Egypt is a popular holiday destination with 11.3 million tourists visiting in 2018 and 8.3 million in 2017. There are approximately 500 businesses providing diving and snorkelling activities in the Red Sea and an estimated three million divers and snorkelers visiting the region each year.

"We're proud to be helping protect Red Sea coral reefs by bringing Green Fins to Egypt; the first country in the Middle East and the 11th country worldwide to adopt the initiative," said Chloe Harvey, Director at The Reef-World Foundation. "As one of the original global diving destinations, the diving community in Egypt has shaped the way we dive and travel today... Through Green Fins, dive and snorkel operators in the region can improve their environmental best practices and reduce their negative impact on coral reefs; helping to conserve these vital ecosystems for many generations to come. The programme is initially launching in South Sinai Governorate with the Red Sea Governorate to follow in March 2020 so we urge dive operators in both regions to get in touch if they are interested in proving they follow environmental best practice by achieving a Green Fins certification."
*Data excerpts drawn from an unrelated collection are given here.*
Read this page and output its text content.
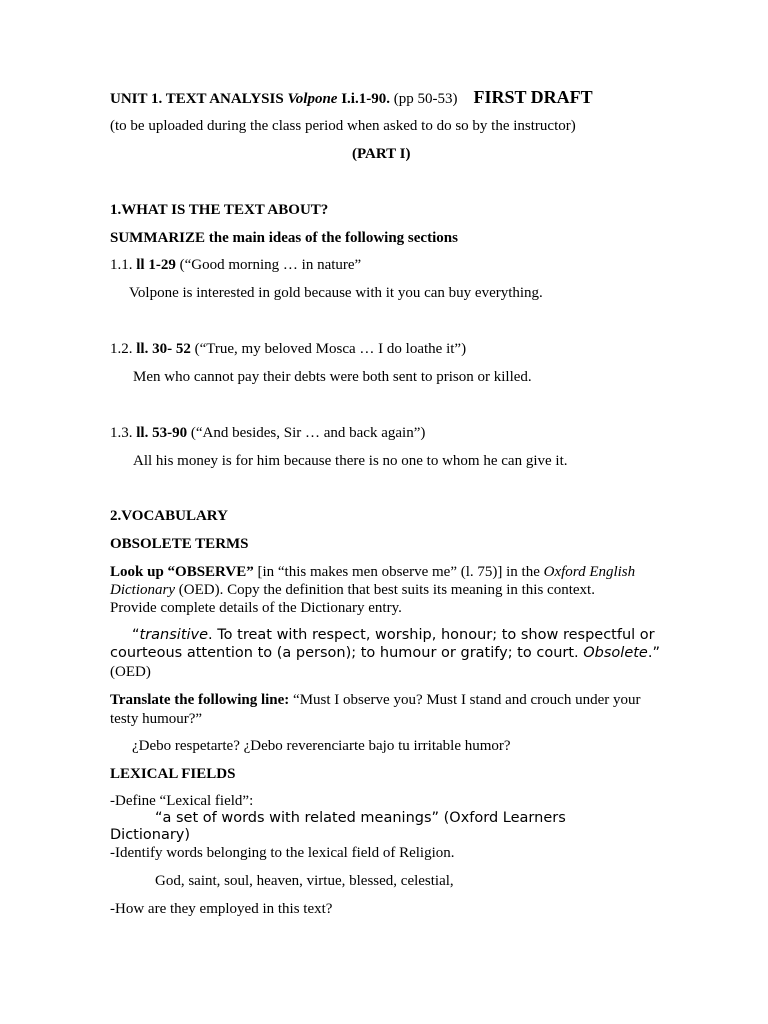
UNIT 1. TEXT ANALYSIS Volpone I.i.1-90. (pp 50-53) FIRST DRAFT
(to be uploaded during the class period when asked to do so by the instructor)
(PART I)
1.WHAT IS THE TEXT ABOUT?
SUMMARIZE the main ideas of the following sections
1.1. ll 1-29 (“Good morning … in nature”
Volpone is interested in gold because with it you can buy everything.
1.2. ll. 30- 52 (“True, my beloved Mosca … I do loathe it”)
Men who cannot pay their debts were both sent to prison or killed.
1.3. ll. 53-90 (“And besides, Sir … and back again”)
All his money is for him because there is no one to whom he can give it.
2.VOCABULARY
OBSOLETE TERMS
Look up “OBSERVE” [in “this makes men observe me” (l. 75)] in the Oxford English
Dictionary (OED). Copy the definition that best suits its meaning in this context.
Provide complete details of the Dictionary entry.
“transitive. To treat with respect, worship, honour; to show respectful or courteous attention to (a person); to humour or gratify; to court. Obsolete.”
(OED)
Translate the following line: “Must I observe you? Must I stand and crouch under your testy humour?”
¿Debo respetarte? ¿Debo reverenciarte bajo tu irritable humor?
LEXICAL FIELDS
-Define “Lexical field”:
“a set of words with related meanings” (Oxford Learners
Dictionary)
-Identify words belonging to the lexical field of Religion.
God, saint, soul, heaven, virtue, blessed, celestial,
-How are they employed in this text?
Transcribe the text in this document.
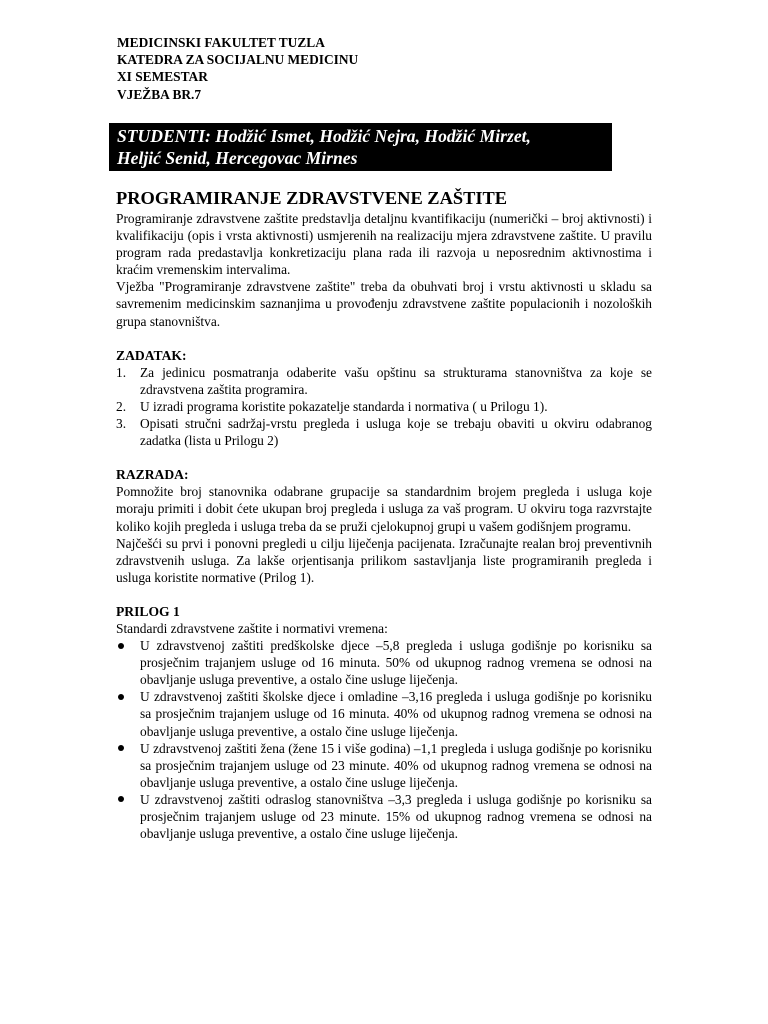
MEDICINSKI FAKULTET TUZLA
KATEDRA ZA SOCIJALNU MEDICINU
XI SEMESTAR
VJEŽBA BR.7
STUDENTI: Hodžić Ismet, Hodžić Nejra, Hodžić Mirzet,
Heljić Senid, Hercegovac Mirnes
PROGRAMIRANJE ZDRAVSTVENE ZAŠTITE

Programiranje zdravstvene zaštite predstavlja detaljnu kvantifikaciju (numerički – broj aktivnosti) i kvalifikaciju (opis i vrsta aktivnosti) usmjerenih na realizaciju mjera zdravstvene zaštite. U pravilu program rada predastavlja konkretizaciju plana rada ili razvoja u neposrednim aktivnostima i kraćim vremenskim intervalima.

Vježba "Programiranje zdravstvene zaštite" treba da obuhvati broj i vrstu aktivnosti u skladu sa savremenim medicinskim saznanjima u provođenju zdravstvene zaštite populacionih i nozoloških grupa stanovništva.

ZADATAK:
1. Za jedinicu posmatranja odaberite vašu opštinu sa strukturama stanovništva za koje se zdravstvena zaštita programira.
2. U izradi programa koristite pokazatelje standarda i normativa ( u Prilogu 1).
3. Opisati stručni sadržaj-vrstu pregleda i usluga koje se trebaju obaviti u okviru odabranog zadatka (lista u Prilogu 2)
RAZRADA:

Pomnožite broj stanovnika odabrane grupacije sa standardnim brojem pregleda i usluga koje moraju primiti i dobit ćete ukupan broj pregleda i usluga za vaš program. U okviru toga razvrstajte koliko kojih pregleda i usluga treba da se pruži cjelokupnoj grupi u vašem godišnjem programu.

Najčešći su prvi i ponovni pregledi u cilju liječenja pacijenata. Izračunajte realan broj preventivnih zdravstvenih usluga. Za lakše orjentisanja prilikom sastavljanja liste programiranih pregleda i usluga koristite normative (Prilog 1).

PRILOG 1

Standardi zdravstvene zaštite i normativi vremena:

U zdravstvenoj zaštiti predškolske djece –5,8 pregleda i usluga godišnje po korisniku sa prosječnim trajanjem usluge od 16 minuta. 50% od ukupnog radnog vremena se odnosi na obavljanje usluga preventive, a ostalo čine usluge liječenja.
U zdravstvenoj zaštiti školske djece i omladine –3,16 pregleda i usluga godišnje po korisniku sa prosječnim trajanjem usluge od 16 minuta. 40% od ukupnog radnog vremena se odnosi na obavljanje usluga preventive, a ostalo čine usluge liječenja.
U zdravstvenoj zaštiti žena (žene 15 i više godina) –1,1 pregleda i usluga godišnje po korisniku sa prosječnim trajanjem usluge od 23 minute. 40% od ukupnog radnog vremena se odnosi na obavljanje usluga preventive, a ostalo čine usluge liječenja.
U zdravstvenoj zaštiti odraslog stanovništva –3,3 pregleda i usluga godišnje po korisniku sa prosječnim trajanjem usluge od 23 minute. 15% od ukupnog radnog vremena se odnosi na obavljanje usluga preventive, a ostalo čine usluge liječenja.
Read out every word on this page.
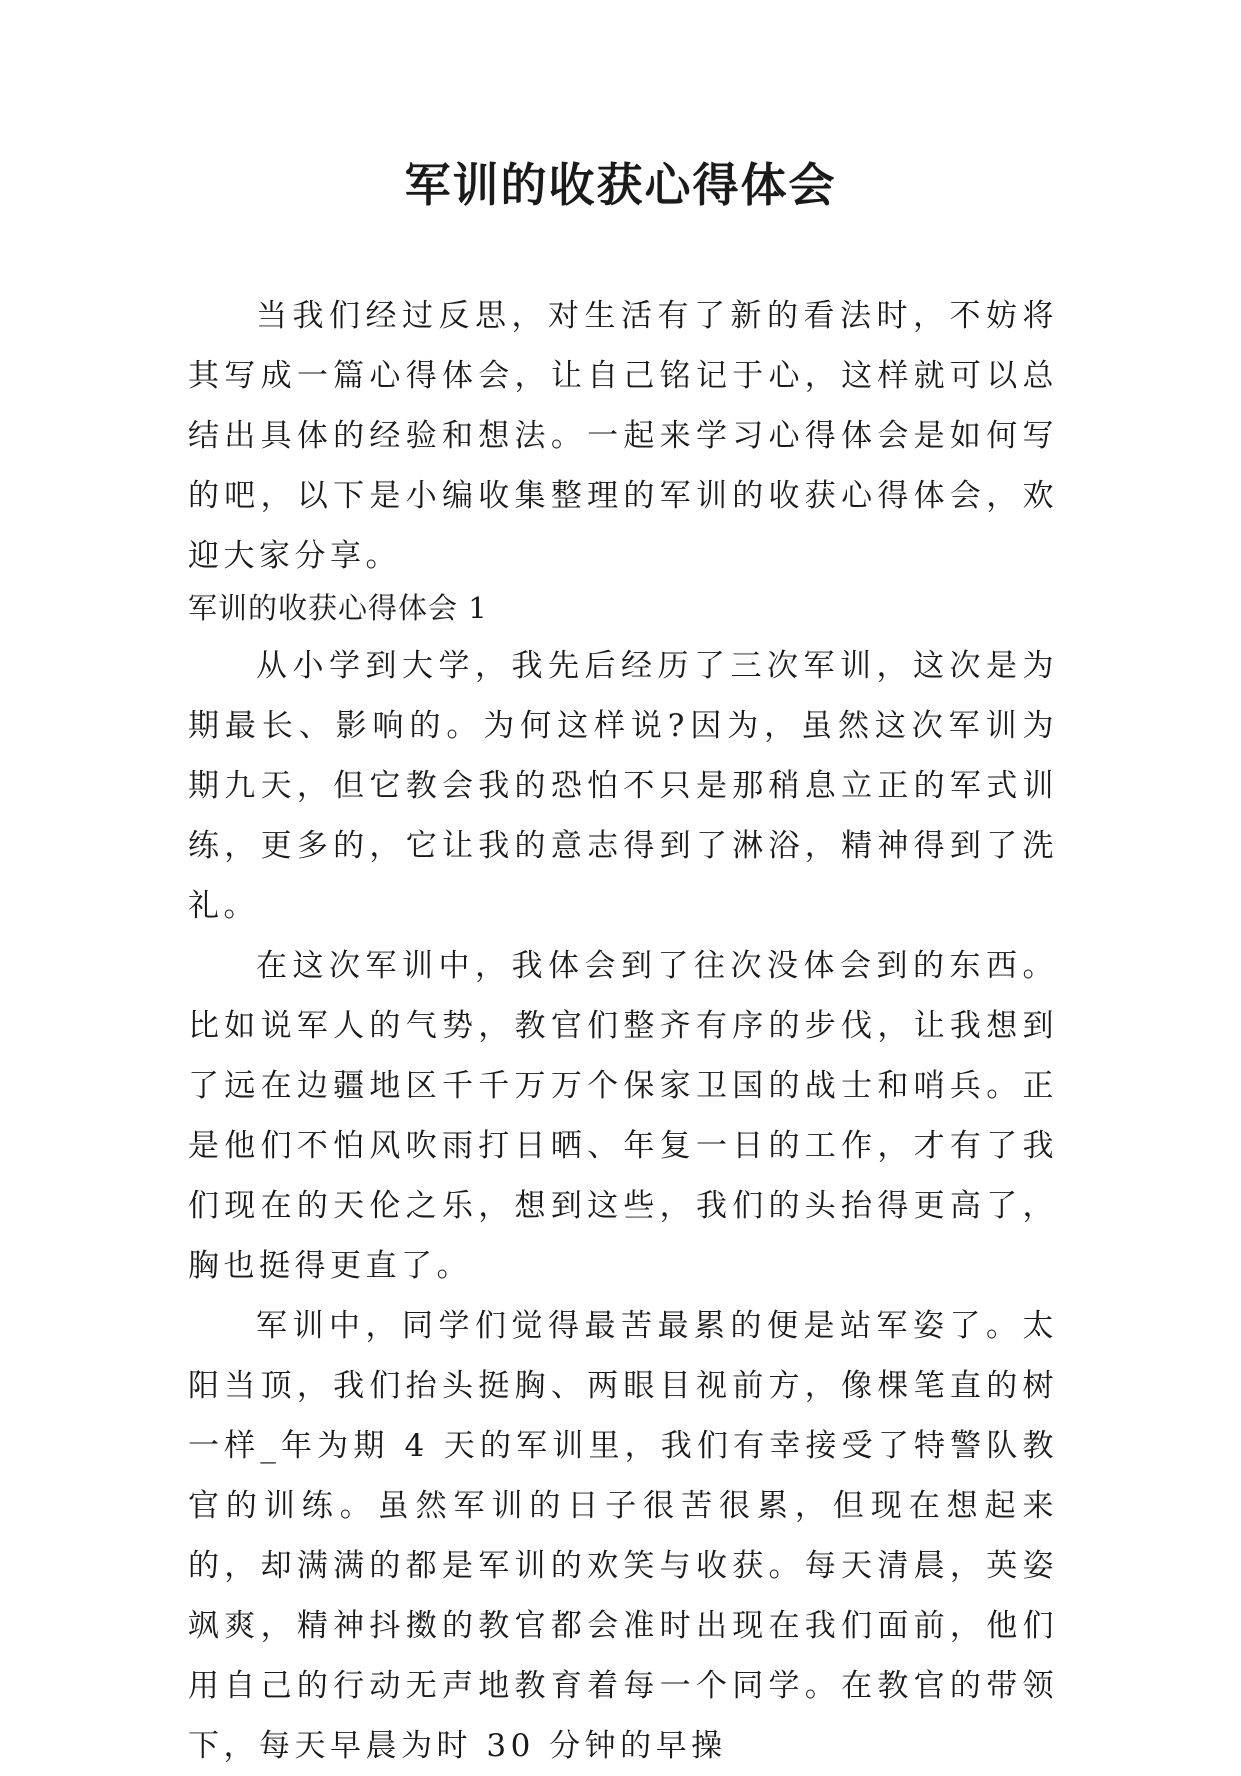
军训的收获心得体会

当我们经过反思，对生活有了新的看法时，不妨将其写成一篇心得体会，让自己铭记于心，这样就可以总结出具体的经验和想法。一起来学习心得体会是如何写的吧，以下是小编收集整理的军训的收获心得体会，欢迎大家分享。

军训的收获心得体会 1

从小学到大学，我先后经历了三次军训，这次是为期最长、影响的。为何这样说?因为，虽然这次军训为期九天，但它教会我的恐怕不只是那稍息立正的军式训练，更多的，它让我的意志得到了淋浴，精神得到了洗礼。

在这次军训中，我体会到了往次没体会到的东西。比如说军人的气势，教官们整齐有序的步伐，让我想到了远在边疆地区千千万万个保家卫国的战士和哨兵。正是他们不怕风吹雨打日晒、年复一日的工作，才有了我们现在的天伦之乐，想到这些，我们的头抬得更高了，胸也挺得更直了。

军训中，同学们觉得最苦最累的便是站军姿了。太阳当顶，我们抬头挺胸、两眼目视前方，像棵笔直的树一样_年为期 4 天的军训里，我们有幸接受了特警队教官的训练。虽然军训的日子很苦很累，但现在想起来的，却满满的都是军训的欢笑与收获。每天清晨，英姿飒爽，精神抖擞的教官都会准时出现在我们面前，他们用自己的行动无声地教育着每一个同学。在教官的带领下，每天早晨为时 30 分钟的早操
Human impact on the Red Sea's vulnerable reef systems is becoming an increasingly significant issue. While overfishing, plastic debris and climate change are already having an impact, the Green Fins initiative is hoping to minimise damage from diving activities. It provides environmental consultation and support, based on robust individual assessments to operators.

A UN Environment initiative, Green Fins has been internationally coordinated by The Reef-World Foundation. Green Fins provides the only internationally recognised environmental standards for the diving and snorkelling industry and has a robust assessment system to measure compliance.

"Fortunately, the Red Sea is blessed to have a pristine underwater world with crystal clear visibility, warm waters and a thriving aquatic ecosystem. From large, multi-coloured coral reef systems home to several fish species to the presence of the big underwater creatures, we are lucky to be the custodians of a naturally rich and beautiful environment," said Hesham Gabr, Chair of the Chamber of Diving & Watersports. "Since the start of the 2019 summer alone, we have already had multiple sightings of whale sharks, dolphins, manta rays, eagle rays, hammerheads, oceanic reef sharks and much, much more! It is so important that we protect and preserve the Red Sea's exquisite marine life for future generations. As such, we are excited to promote environmental best practice to our members and help them reduce negative impacts on life under the sea, through the implementation of the Green Fins initiative."

Reef-World's goal is to significantly reduce negative environmental impacts on coral reefs in the Egypt by reaching 30 marine tourism operators, training 150 dive guides and raising awareness of sustainability best practice among 30,000 tourists during Green Fins' first year of implementation.

The launch of Green Fins Egypt was made possible thanks to financing support from the United Nations Development Programme through its project "Mainstreaming the conservation and sustainable use of biodiversity into the tourism development and operations in threatened ecosystems in Egypt."